26. Merely because the share capital of the Defendant No. 1 company is Rs. 10,00,000/- does not result in irretrievable injustice to the Plaintiff in case the bank guarantee is invoked on the ground that it will be very difficult for the Plaintiff to recover the amount. This is on account of the fact that the Apex Court even in cases where the company has become sick or has gone in for winding up, has not stayed the invocation of bank guarantee on the ground that if in such cases the bank guarantee which is held to be an independent contract is stayed will result in diluting the efficacy of commercial transaction which is the very basis of the execution of the bank guarantee, and therefore, I feel that this contention of the learned Counsel for the Plaintiff is also without any merit. The judgments which have been cited by the learned Counsel for the Plaintiff are of no help to the Plaintiff. In the first case i.e. continental construction?s case (supra) the facts are distinguishable as it was a case where initially performance guarantee was given which was sought to be converted into unconditional guarantee while as in present case there is no such dispute.

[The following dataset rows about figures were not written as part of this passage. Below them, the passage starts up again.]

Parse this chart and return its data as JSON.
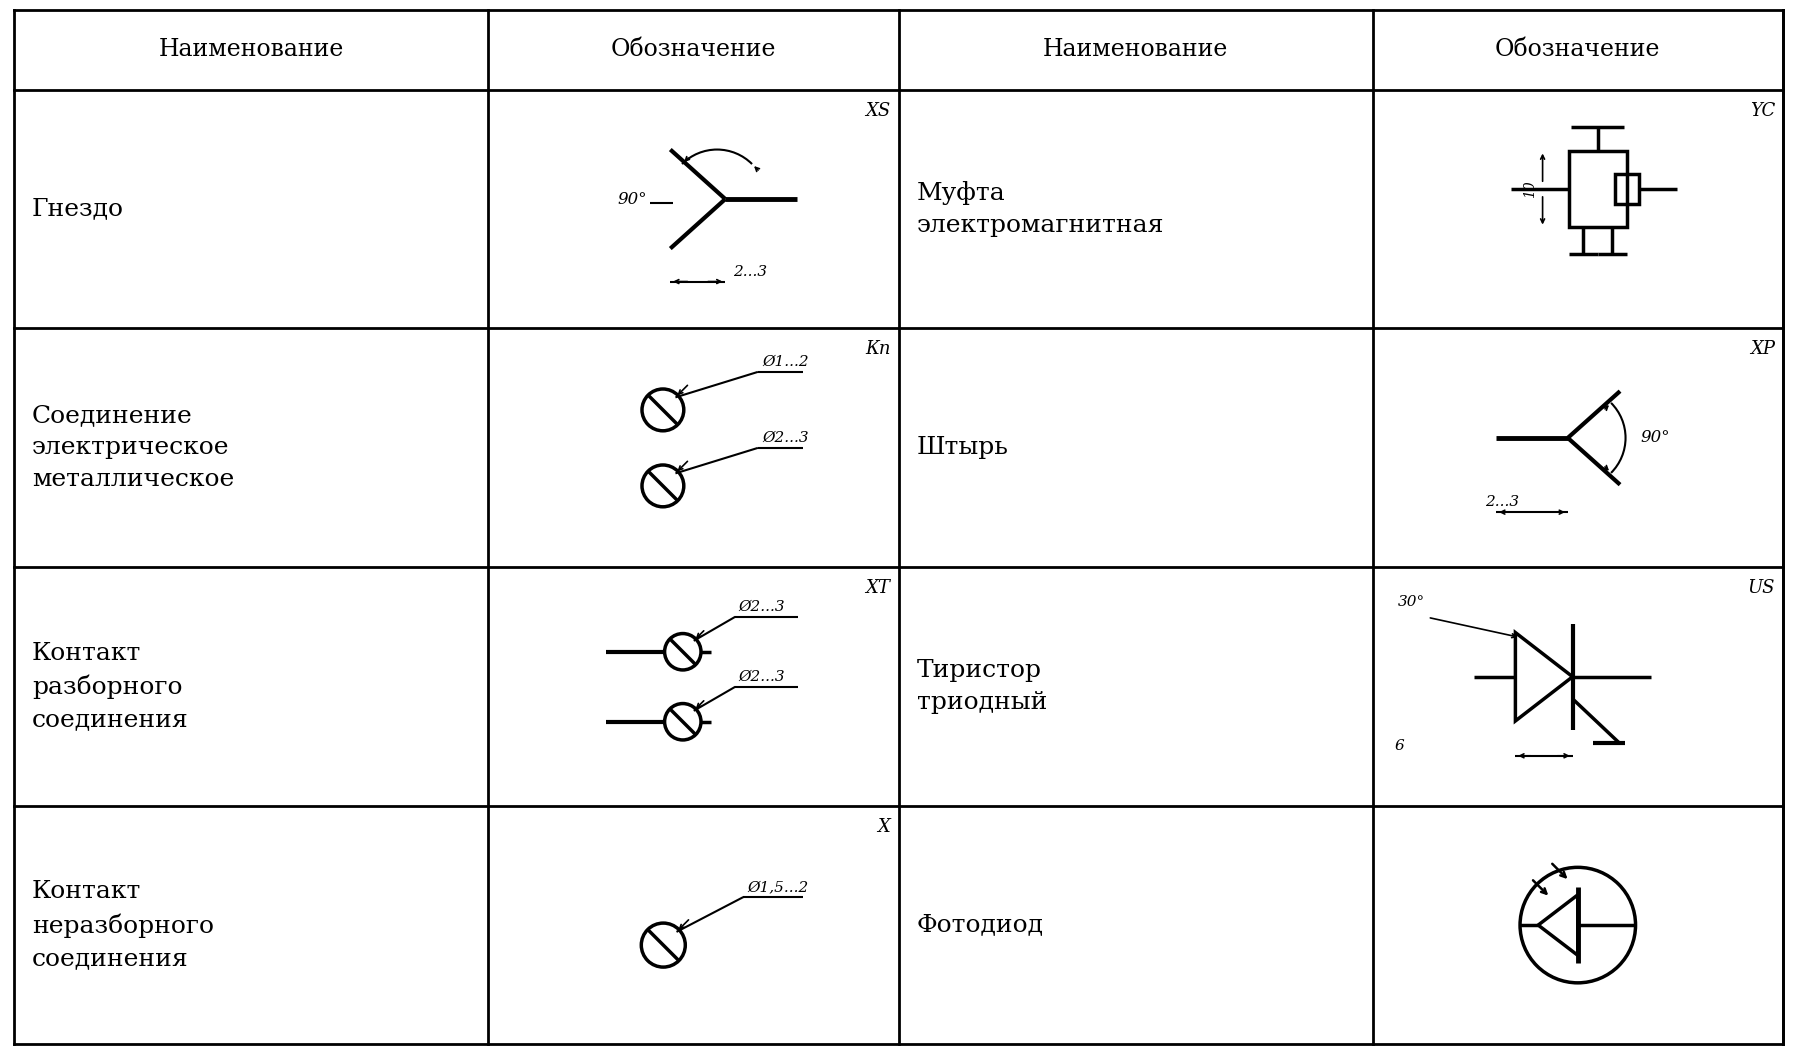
{
  "bg_color": "#ffffff",
  "line_color": "#000000",
  "col_labels": [
    "Наименование",
    "Обозначение",
    "Наименование",
    "Обозначение"
  ],
  "row_names_left": [
    "Гнездо",
    "Соединение\nэлектрическое\nметаллическое",
    "Контакт\nразборного\nсоединения",
    "Контакт\nнеразборного\nсоединения"
  ],
  "row_names_right": [
    "Муфта\nэлектромагнитная",
    "Штырь",
    "Тиристор\nтриодный",
    "Фотодиод"
  ],
  "ref_labels_col1": [
    "XS",
    "Кп",
    "XT",
    "X"
  ],
  "ref_labels_col3": [
    "YC",
    "XP",
    "US",
    ""
  ],
  "font_size_header": 17,
  "font_size_cell": 18,
  "font_size_ref": 13,
  "font_size_annot": 11
}
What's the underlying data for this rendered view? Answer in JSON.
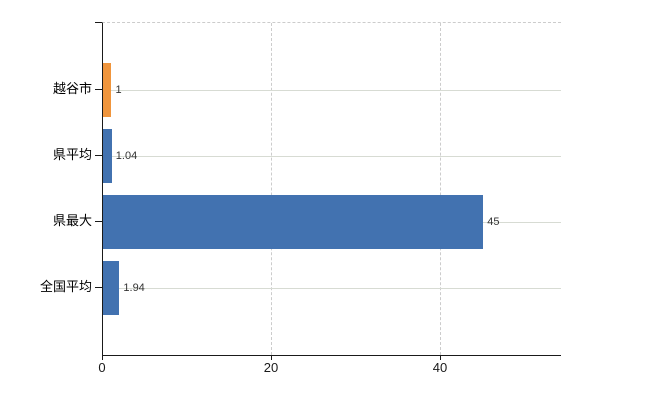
{
  "chart_data": {
    "type": "bar",
    "orientation": "horizontal",
    "title": "",
    "xlabel": "",
    "ylabel": "",
    "categories": [
      "越谷市",
      "県平均",
      "県最大",
      "全国平均"
    ],
    "values": [
      1,
      1.04,
      45,
      1.94
    ],
    "value_labels": [
      "1",
      "1.04",
      "45",
      "1.94"
    ],
    "bar_colors": [
      "#F0953C",
      "#4272B0",
      "#4272B0",
      "#4272B0"
    ],
    "x_ticks": [
      "0",
      "20",
      "40"
    ],
    "x_tick_values": [
      0,
      20,
      40
    ],
    "xlim": [
      0,
      54.2
    ],
    "grid": "on",
    "legend": "none"
  },
  "colors": {
    "highlight_bar": "#F0953C",
    "default_bar": "#4272B0",
    "grid_horizontal": "#D7DBD3",
    "grid_vertical": "#CCCCCC",
    "axis": "#1A1A1A",
    "value_label": "#333333",
    "category_label": "#000000",
    "background": "#FFFFFF"
  }
}
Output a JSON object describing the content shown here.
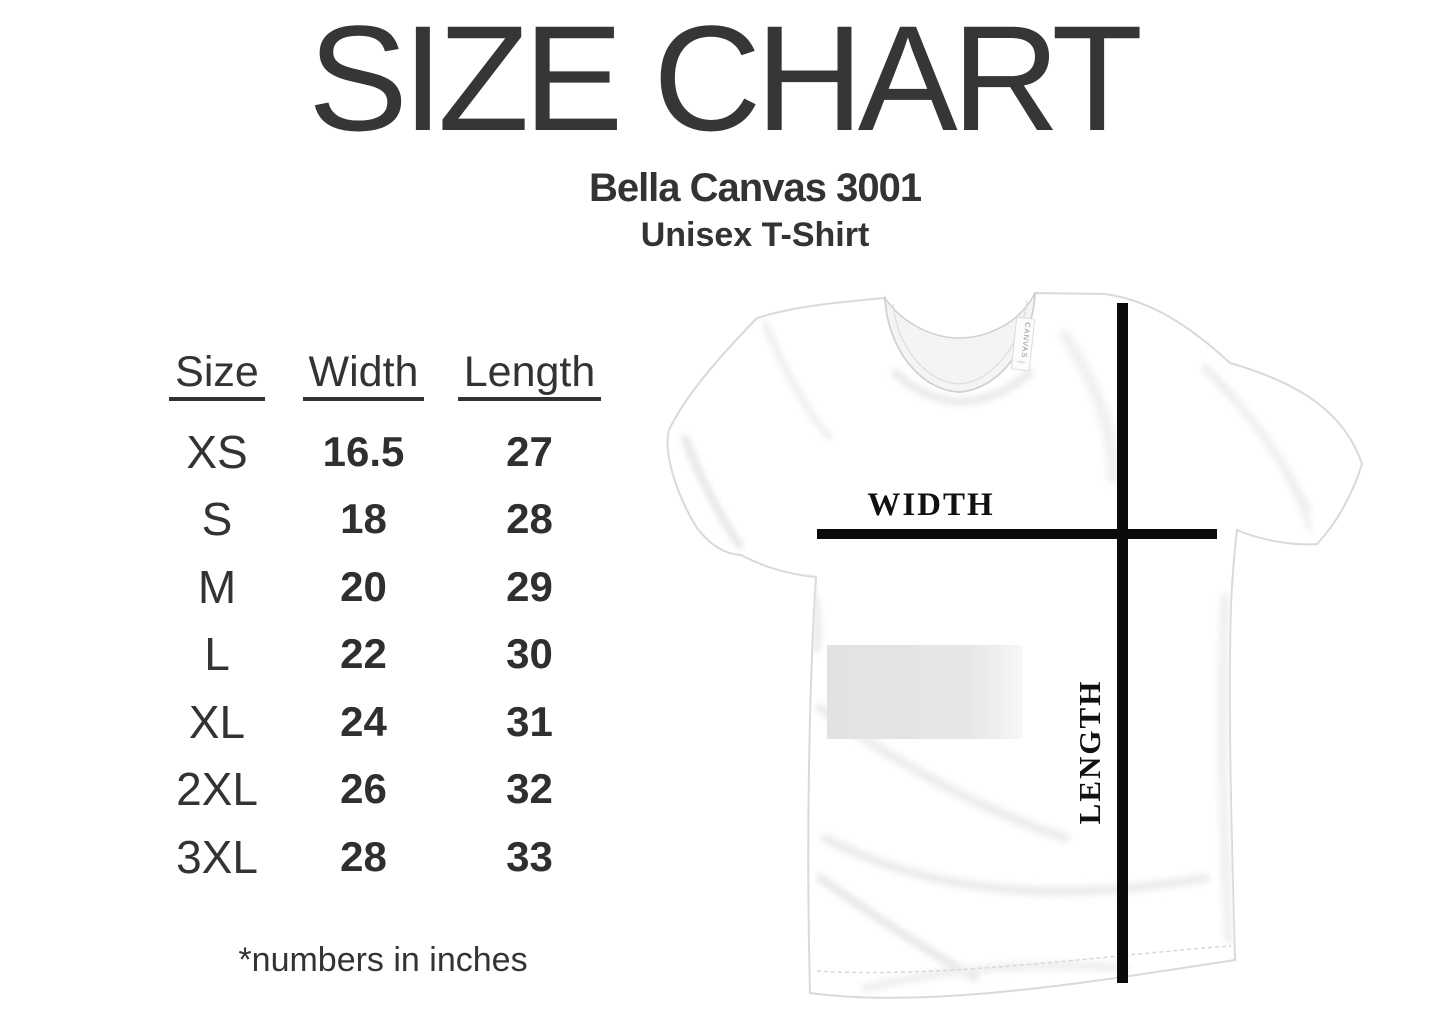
{
  "title": "SIZE CHART",
  "subtitle": "Bella Canvas 3001",
  "subtitle2": "Unisex T-Shirt",
  "note": "*numbers in inches",
  "size_table": {
    "headers": [
      "Size",
      "Width",
      "Length"
    ],
    "rows": [
      {
        "size": "XS",
        "width": "16.5",
        "length": "27"
      },
      {
        "size": "S",
        "width": "18",
        "length": "28"
      },
      {
        "size": "M",
        "width": "20",
        "length": "29"
      },
      {
        "size": "L",
        "width": "22",
        "length": "30"
      },
      {
        "size": "XL",
        "width": "24",
        "length": "31"
      },
      {
        "size": "2XL",
        "width": "26",
        "length": "32"
      },
      {
        "size": "3XL",
        "width": "28",
        "length": "33"
      }
    ]
  },
  "shirt": {
    "width_label": "WIDTH",
    "length_label": "LENGTH",
    "tag_label": "CANVAS",
    "line_color": "#0b0b0b",
    "fabric_color": "#ffffff",
    "outline_color": "#d9d9d9",
    "patch_color": "#e3e3e3"
  },
  "chart_data": {
    "type": "table",
    "title": "SIZE CHART",
    "subtitle": "Bella Canvas 3001 Unisex T-Shirt",
    "columns": [
      "Size",
      "Width",
      "Length"
    ],
    "rows": [
      [
        "XS",
        16.5,
        27
      ],
      [
        "S",
        18,
        28
      ],
      [
        "M",
        20,
        29
      ],
      [
        "L",
        22,
        30
      ],
      [
        "XL",
        24,
        31
      ],
      [
        "2XL",
        26,
        32
      ],
      [
        "3XL",
        28,
        33
      ]
    ],
    "units": "inches",
    "notes": "*numbers in inches; measurement axes WIDTH (chest, horizontal) and LENGTH (shoulder to hem, vertical) illustrated on t-shirt photo"
  }
}
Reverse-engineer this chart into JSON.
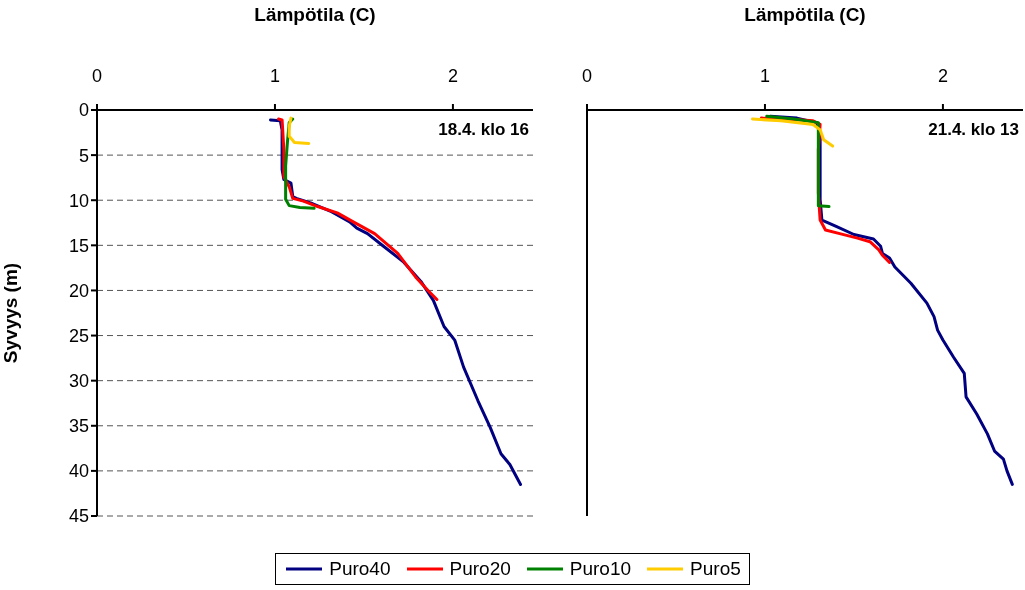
{
  "chart_data": [
    {
      "type": "line",
      "xlabel": "Lämpötila (C)",
      "ylabel": "Syvyys (m)",
      "annotations": [
        "18.4. klo 16"
      ],
      "xlim": [
        0,
        2.45
      ],
      "xticks": [
        0,
        1,
        2
      ],
      "ylim": [
        45,
        0
      ],
      "yticks": [
        0,
        5,
        10,
        15,
        20,
        25,
        30,
        35,
        40,
        45
      ],
      "grid": "y",
      "legend": "bottom",
      "marker": "none",
      "line_style": "solid",
      "series": [
        {
          "name": "Puro40",
          "color": "#000080",
          "x": [
            0.975,
            1.03,
            1.04,
            1.04,
            1.05,
            1.09,
            1.1,
            1.12,
            1.2,
            1.31,
            1.42,
            1.46,
            1.52,
            1.61,
            1.72,
            1.82,
            1.89,
            1.95,
            2.01,
            2.06,
            2.14,
            2.21,
            2.27,
            2.32,
            2.38
          ],
          "values": [
            1.1,
            1.2,
            2.2,
            6.6,
            7.7,
            8.1,
            9.6,
            9.8,
            10.3,
            11.2,
            12.4,
            13.1,
            13.7,
            15.1,
            16.8,
            19.0,
            21.1,
            24.0,
            25.5,
            28.5,
            32.2,
            35.2,
            38.1,
            39.3,
            41.5
          ]
        },
        {
          "name": "Puro20",
          "color": "#ff0000",
          "x": [
            1.02,
            1.04,
            1.05,
            1.05,
            1.08,
            1.1,
            1.16,
            1.24,
            1.35,
            1.44,
            1.56,
            1.69,
            1.79,
            1.86,
            1.91
          ],
          "values": [
            1.0,
            1.1,
            4.4,
            7.4,
            8.5,
            9.8,
            10.1,
            10.7,
            11.4,
            12.4,
            13.7,
            15.9,
            18.5,
            20.0,
            21.0
          ]
        },
        {
          "name": "Puro10",
          "color": "#008000",
          "x": [
            1.1,
            1.08,
            1.07,
            1.06,
            1.06,
            1.08,
            1.14,
            1.22
          ],
          "values": [
            1.0,
            1.4,
            3.6,
            6.2,
            9.9,
            10.6,
            10.8,
            10.9
          ]
        },
        {
          "name": "Puro5",
          "color": "#ffcc00",
          "x": [
            1.09,
            1.08,
            1.08,
            1.11,
            1.19
          ],
          "values": [
            0.9,
            1.8,
            2.9,
            3.6,
            3.7
          ]
        }
      ]
    },
    {
      "type": "line",
      "xlabel": "Lämpötila (C)",
      "annotations": [
        "21.4. klo 13"
      ],
      "xlim": [
        0,
        2.45
      ],
      "xticks": [
        0,
        1,
        2
      ],
      "ylim": [
        45,
        0
      ],
      "yticks": [
        0,
        5,
        10,
        15,
        20,
        25,
        30,
        35,
        40,
        45
      ],
      "tick_labels": "x",
      "grid": "y",
      "marker": "none",
      "line_style": "solid",
      "series": [
        {
          "color": "#000080",
          "x": [
            1.03,
            1.18,
            1.29,
            1.31,
            1.31,
            1.31,
            1.32,
            1.4,
            1.5,
            1.61,
            1.65,
            1.66,
            1.7,
            1.73,
            1.82,
            1.91,
            1.95,
            1.97,
            2.0,
            2.06,
            2.12,
            2.13,
            2.19,
            2.25,
            2.29,
            2.34,
            2.36,
            2.39
          ],
          "values": [
            0.7,
            0.9,
            1.4,
            2.5,
            6.2,
            9.9,
            12.2,
            12.9,
            13.8,
            14.3,
            15.1,
            15.9,
            16.4,
            17.4,
            19.2,
            21.4,
            22.9,
            24.4,
            25.5,
            27.4,
            29.2,
            31.8,
            33.7,
            35.9,
            37.8,
            38.7,
            40.0,
            41.5
          ]
        },
        {
          "color": "#ff0000",
          "x": [
            0.98,
            1.12,
            1.27,
            1.31,
            1.3,
            1.3,
            1.31,
            1.34,
            1.42,
            1.52,
            1.59,
            1.64,
            1.66,
            1.7
          ],
          "values": [
            0.9,
            1.0,
            1.2,
            1.6,
            4.4,
            9.2,
            12.2,
            13.3,
            13.7,
            14.2,
            14.6,
            15.5,
            16.1,
            16.9
          ]
        },
        {
          "color": "#008000",
          "x": [
            1.01,
            1.16,
            1.3,
            1.3,
            1.3,
            1.3,
            1.36
          ],
          "values": [
            0.7,
            1.0,
            1.4,
            4.4,
            9.2,
            10.6,
            10.7
          ]
        },
        {
          "color": "#ffcc00",
          "x": [
            0.93,
            1.09,
            1.27,
            1.31,
            1.33,
            1.38
          ],
          "values": [
            1.0,
            1.2,
            1.6,
            2.2,
            3.3,
            4.0
          ]
        }
      ]
    }
  ]
}
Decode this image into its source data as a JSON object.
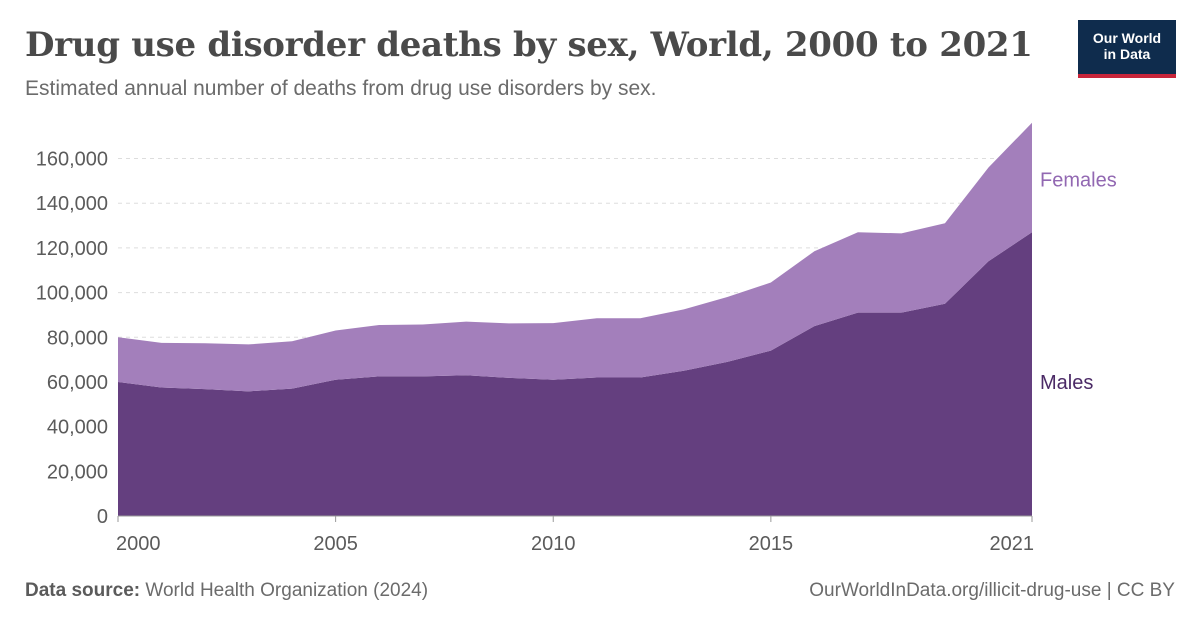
{
  "header": {
    "title": "Drug use disorder deaths by sex, World, 2000 to 2021",
    "subtitle": "Estimated annual number of deaths from drug use disorders by sex."
  },
  "logo": {
    "line1": "Our World",
    "line2": "in Data",
    "bg_color": "#0f2c4d",
    "accent_color": "#c8253a"
  },
  "footer": {
    "source_label": "Data source:",
    "source_text": "World Health Organization (2024)",
    "url_text": "OurWorldInData.org/illicit-drug-use | CC BY"
  },
  "chart_data": {
    "type": "area",
    "stacked": true,
    "title": "Drug use disorder deaths by sex, World, 2000 to 2021",
    "subtitle": "Estimated annual number of deaths from drug use disorders by sex.",
    "xlabel": "",
    "ylabel": "",
    "x": [
      2000,
      2001,
      2002,
      2003,
      2004,
      2005,
      2006,
      2007,
      2008,
      2009,
      2010,
      2011,
      2012,
      2013,
      2014,
      2015,
      2016,
      2017,
      2018,
      2019,
      2020,
      2021
    ],
    "xlim": [
      2000,
      2021
    ],
    "ylim": [
      0,
      175000
    ],
    "x_ticks": [
      2000,
      2005,
      2010,
      2015,
      2021
    ],
    "y_ticks": [
      0,
      20000,
      40000,
      60000,
      80000,
      100000,
      120000,
      140000,
      160000
    ],
    "y_tick_labels": [
      "0",
      "20,000",
      "40,000",
      "60,000",
      "80,000",
      "100,000",
      "120,000",
      "140,000",
      "160,000"
    ],
    "grid": "horizontal dashed",
    "legend": "inline labels at right",
    "series": [
      {
        "name": "Males",
        "color": "#643f7f",
        "values": [
          60000,
          57500,
          56800,
          55800,
          57000,
          61000,
          62500,
          62500,
          63000,
          61800,
          61000,
          62000,
          62000,
          65000,
          69000,
          74000,
          85000,
          91000,
          91000,
          95000,
          114000,
          127000
        ]
      },
      {
        "name": "Females",
        "color": "#a37fbb",
        "values": [
          20000,
          20000,
          20500,
          21000,
          21200,
          22000,
          23000,
          23200,
          24000,
          24400,
          25300,
          26500,
          26500,
          27500,
          29000,
          30500,
          33500,
          36000,
          35500,
          36000,
          42000,
          49000
        ]
      }
    ]
  }
}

Therefore, the one passage of the judgment cannot be torn out of content to be applied to the facts of the present case so far as the second case is concerned, instead of supporting the Plaintiff it supports the point of the Defendant. 27. In view of the aforesaid circumstances, I am of the considered opinion that the ex-parte ad interim stay which was given to the Plaintiff vide order dated 20.09.2009 on IA bearing No. 14978/2009 stands vacated and the application under Order XXXIX Rules 1 and 2 code of Civil Procedure stands dismissed and the corresponding application of the Defendant No. 1 IA bearing No. 15460/2009 under Order XXXIX Rule 4 code of Civil Procedure stands allowed. So far as the application bearing No. 15480/2009 under Order VI Rule 17 code of Civil Procedure is concerned, that is allowed and the amended plaint is permitted to be taken on record. The Defendant may file the written statement to the amended plaint. 28. Post the matter before the learned Joint Registrar on 1st April, 2011.